Depuis, le stand de tir était devenu bien plus complexe, et ce même si les corrompus ne pouvaient entrer au maximum que trois par trois. Les cadavres continuaient de s'amonceler devant le trio, mais plus inquiétant, ils tombaient de plus en plus proche des tireurs. Et les munitions commençaient clairement à manquer. De même que le temps. Dans un peu moins de 3 minutes, la mission serait un échec. Peut-être même plus tôt que ça s'il restait trop de ces trucs... Encore heureux que l'escouade ait eu des mods attaquant l'énergie noire, sinon ils y seraient probablement déjà tous passé.

La cartouche thermique en surchauffe sauta hors du fusil à pompe du sergent Baws.
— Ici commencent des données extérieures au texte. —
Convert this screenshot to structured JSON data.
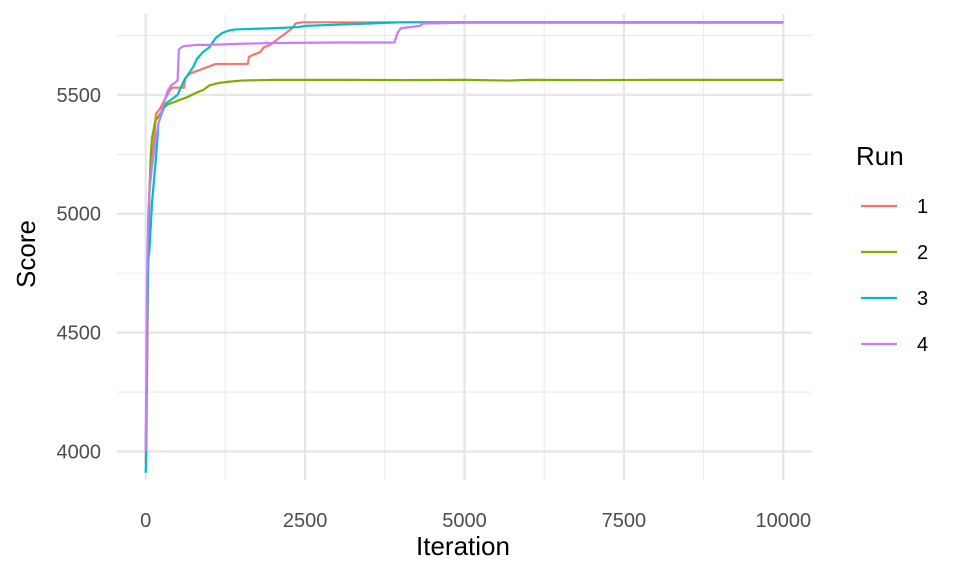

Elle en avait bien plus qu'assez de ces connards qui continuaient inlassablement d'arriver. Jusqu'ici, elle avait joué selon les règles, mais il était temps de passer à une méthode plus sale. Et plus expéditive. La britannique jeta son arme sur le côté en prononçant moult jurons et attrapa celle qui était rangée dans son dos. Elle posa un genou à terre, plaça l'engin sur son épaule et visa droit sur la porte. Un immortel venait d'y apparaitre, entouré d'au moins 5 ombres. La ligne de tir était dégagée. Ce fumier allait sentir sa douleur !

- FIRE IN THE HOLE !!! 1

Le missile percuta directement le chef de la meute, emportant au passage les sbires qui l'accompagnaient dans une gerbe de flamme. Le souffle de l'explosion fut tel qu'il éjecta les deux alliés de l'artilleur qui retombèrent douloureusement sur leurs fesses. Bayard fut la plus prompt à se relever et termina sa cartouche thermique sur la cible de la roquette, qui semblait encore capable de bouger. A moins qu’il ne s’agisse que de spasmes. Quoi qu'il en soit, quand le cylindre en surchauffe s'éjecta du fusil d'assaut, le calme semblait revenu. Plus rien ne bougeait. La bataille avait l’air d’être terminée. Audrey se retourna vers son artilleur.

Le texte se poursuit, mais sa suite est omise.